The two men went way back. Jacques had been a busboy when Stephen first brought Armand, at the age of nine, to the Lutetia. They were a decade apart in age, and while they’d known each other for almost half a century, there remained a formality between the two. A good ma?tre d’h?tel was never overly familiar with guests. And Jacques was among the best.

“Is there somewhere we can go to talk privately?”

“Of course. I will find you a room.”

A few minutes later they found themselves in the presidential suite.

“I was expecting some basement storage closet,” said Dussault, looking around with amusement. “You clearly have some pull here, Armand.”

“As do you at the George V.”

Dussault laughed. “I wish. I haven’t been there in years.”

“My mistake. I thought you said you had.”

“No. You’re thinking of the flophouse around the corner from the Quai des Orfèvres.”

“Right. The Gigi V,” said Armand.

As Dussault laughed, Armand caught Reine-Marie’s eyes, with another warning. But he could see it was no longer necessary.

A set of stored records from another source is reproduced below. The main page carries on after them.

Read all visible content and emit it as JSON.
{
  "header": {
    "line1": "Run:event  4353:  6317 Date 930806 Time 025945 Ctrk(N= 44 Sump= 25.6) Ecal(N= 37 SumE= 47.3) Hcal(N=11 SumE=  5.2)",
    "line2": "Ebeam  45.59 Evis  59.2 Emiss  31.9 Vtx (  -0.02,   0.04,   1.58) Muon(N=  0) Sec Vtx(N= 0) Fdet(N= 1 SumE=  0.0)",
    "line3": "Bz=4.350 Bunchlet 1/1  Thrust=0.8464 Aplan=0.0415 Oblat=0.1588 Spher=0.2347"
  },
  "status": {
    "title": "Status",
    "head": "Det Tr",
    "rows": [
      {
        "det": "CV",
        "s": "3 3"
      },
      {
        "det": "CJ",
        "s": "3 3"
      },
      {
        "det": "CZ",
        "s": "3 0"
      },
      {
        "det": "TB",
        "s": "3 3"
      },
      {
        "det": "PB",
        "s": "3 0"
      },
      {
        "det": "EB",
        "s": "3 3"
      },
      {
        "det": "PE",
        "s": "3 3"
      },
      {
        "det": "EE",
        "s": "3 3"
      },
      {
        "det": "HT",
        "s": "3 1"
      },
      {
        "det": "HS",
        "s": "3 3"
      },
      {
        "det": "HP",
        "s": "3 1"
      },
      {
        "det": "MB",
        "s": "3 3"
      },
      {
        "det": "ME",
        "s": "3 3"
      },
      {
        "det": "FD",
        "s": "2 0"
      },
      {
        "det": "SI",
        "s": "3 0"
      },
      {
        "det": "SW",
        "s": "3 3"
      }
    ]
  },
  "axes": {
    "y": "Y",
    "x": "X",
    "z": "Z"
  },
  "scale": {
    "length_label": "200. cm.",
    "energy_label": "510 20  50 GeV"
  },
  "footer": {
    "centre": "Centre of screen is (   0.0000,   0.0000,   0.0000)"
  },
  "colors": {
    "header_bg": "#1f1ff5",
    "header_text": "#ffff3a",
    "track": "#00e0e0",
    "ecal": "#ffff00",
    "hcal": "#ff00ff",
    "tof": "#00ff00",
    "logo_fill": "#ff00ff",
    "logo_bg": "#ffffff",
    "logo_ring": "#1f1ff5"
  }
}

Claude Dussault sat on the deep sofa and, putting the box on his knees, he opened it with all the anticipation of a child on Christmas morning.

“Let’s see what we have here. This’s a hospital container, non? Monsieur Horowitz’s belongings. Sealed. You haven’t opened it? But I thought—”

“We opened it,” said Armand. “And resealed it.”

He explained for Dussault and Jean-Guy what had happened at the George V.

“Bon,” said Dussault. “Good thinking. So everything’s in here? Laptop, phone, clothing?”

“Everything that Stephen had on him last night, and that I could find in his study.”

Dussault paused, his hand hanging into the box and a perplexed expression on his slender face. “It’s so strange, that he’d be staying at the hotel. You have no idea why?”

“None.”

Dussault brought out the laptop. “I don’t suppose you know his password for this?”

“No. Nor the phone. Though it’s smashed.”

“The SIM card?” Dussault asked.

“Broken.”

He sighed. “That’s a shame.”

“Oui.”

“What’s this?” Dussault asked.

“Looks like an Allen wrench,” said Reine-Marie.

She’d assembled enough big-box furniture for Daniel and Annie when they’d gone away to university to know an Allen wrench.